The sneeze Sneezing is even worse, It starts at the back of the throat and produces even more droplets — as many as 40,000 — some of which rocket out at speeds greater than 200 miles per hour. The vast majority of the droplets are less than 100 microns across — the width of a human hair. Many of them are so tiny that they cannot be seen with the naked eye. "What happens to these droplets depends on their size," said fluid dynamicist Bakhtier Farouk of Drexel University in Philadelphia. He is working on software that models how microscopic droplets move around a room. Most of the larger, heavier drops fall quickly to the floor under the influence of gravity. The smaller and lighter particles (those that are five microns or less across) are less affected by gravity and can stay airborne almost indefinitely as they are caught up in and dispersed by the room's airflow. Movements in a room can cause the heavier droplets to become airborne again after they have fallen to the ground or another surface. Making a hospital bed can kick up viruses on the covers. Opening a door can dramatically alter the airflow in the room and pull up viruses on the floor. Even walking through a room can spread droplets in a person's wake. If a person is sick, the droplets in a single cough may contain as many as two hundred million individual virus particles. The number varies dramatically and changes over the course of an infection as the immune system clears out the virus. Generally, a sick person is most infectious as soon as the first symptoms appear and less infectious as his or her immune system clears the virus.

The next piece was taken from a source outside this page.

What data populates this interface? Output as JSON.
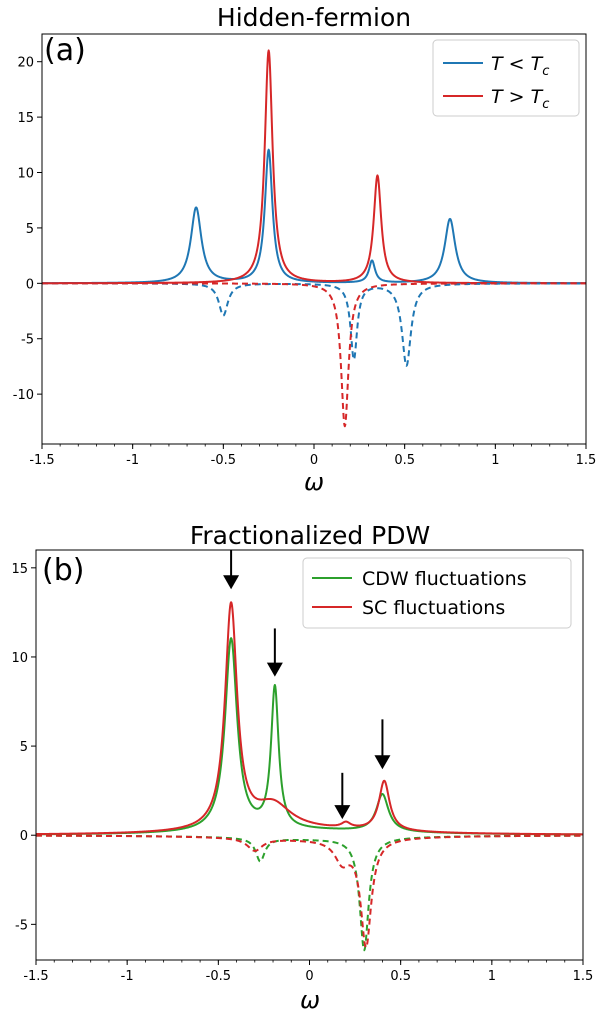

Airborne and ready to infect Once airborne, viruses in these tiny droplets can survive for hours. Even if the droplets hit a surface, the viruses can survive and still spread disease if the droplets become airborne later. When a droplet lands on paper, its virus particles can survive for hours. On steel or plastic, they can survive for days. Once they are breathed in, the droplets settle onto cells at the back of the throat, where the virus attempts to enter these cells and begin replicating. This may or may not cause an infection. The body's natural defences are designed to eliminate infections, and whether someone will fall ill depends on how much virus is breathed in and whether the person's immune system has encountered that virus previously, said Julian Tang, a clinical virologist in Singapore. When people do get sick, the body tries to deal with the infection by bringing up mucus to help clear it. Some of this mucus is swallowed, carrying the virus down to be destroyed by stomach acid. Some viruses in the throat, though, will be expelled when we cough, and this coughing expels the mucus (and new virus) out of the body, thus beginning the whole cycle again.